Mississippi Closes All Beaches Due to Toxic Algae Bloom
Algal blooms can have a large impact on the area’s marine life, public health and tourism industry.
Mississippi officials have closed all 21 of the state's beaches for swimming due to a toxic algal bloom.
The Mississippi Department of Environmental Quality (MDEQ) began closing the beaches, which attract more than 13 million visitors per year and are a major economic driver, on June 22 and closed the last two remaining open beaches on Sunday.
"The algae can cause rashes, stomach cramps, nausea, diarrhea and vomiting," the Mississippi Beach Monitoring Program, part of the MDEQ, said in a statement. Officials also warned people not to eat fish or seafood taken from affected areas.
According to the Clarion Ledger, the blue-green algal bloom was caused in part by the Bonnet Carre Spillway opening in Louisiana. The spillway, which was constructed to protect New Orleans from flooding, diverts water from the Mississippi River into Lake Pontchartrain. The spillway has been open for a record nearly 96 days this year, introducing millions of gallons of freshwater into the river, which makes its way to the coasts and creates algae bloom.
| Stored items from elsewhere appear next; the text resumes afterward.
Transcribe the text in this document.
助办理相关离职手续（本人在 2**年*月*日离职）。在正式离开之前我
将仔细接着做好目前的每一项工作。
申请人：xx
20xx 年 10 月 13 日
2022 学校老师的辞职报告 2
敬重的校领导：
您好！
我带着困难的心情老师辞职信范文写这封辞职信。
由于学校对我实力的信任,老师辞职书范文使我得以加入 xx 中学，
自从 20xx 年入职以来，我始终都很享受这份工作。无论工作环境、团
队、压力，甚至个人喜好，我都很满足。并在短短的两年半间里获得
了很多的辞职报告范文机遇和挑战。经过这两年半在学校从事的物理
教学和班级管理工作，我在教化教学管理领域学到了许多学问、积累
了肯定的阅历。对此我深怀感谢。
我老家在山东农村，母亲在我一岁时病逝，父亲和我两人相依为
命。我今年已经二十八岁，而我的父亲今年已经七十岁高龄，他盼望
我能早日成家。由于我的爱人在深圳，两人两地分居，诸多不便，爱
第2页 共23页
Harmful algal blooms, also known as HABs, aren't a rare occurrence. They have been reported in every U.S. coastal state, according to the National Oceanic and Atmospheric Administration. But in Mississippi's case, where every beach is impacted, the blooms cause more than just a health threat; they also harm the state's economy.
In fiscal year 2016, visitors spent nearly $2 billion on Mississippi's Gulf Coast, according to the state's 2017 Tourism Economic Impact Report.
Officials have stressed that people can still enjoy the beaches without going in the water. But without access to the water, the state's tourism rate this summer could drop. According to NOAA, harmful algal blooms take an economic toll on coastal regions reliant on tourism and fishing. Now, experts say, all Mississippi can do is wait for water conditions to improve.
"You're going to have to wait for the tides to flush (the algae bloom) away," Larry Brand, a marine biology and ecology professor at the University of Miami, told NBC News.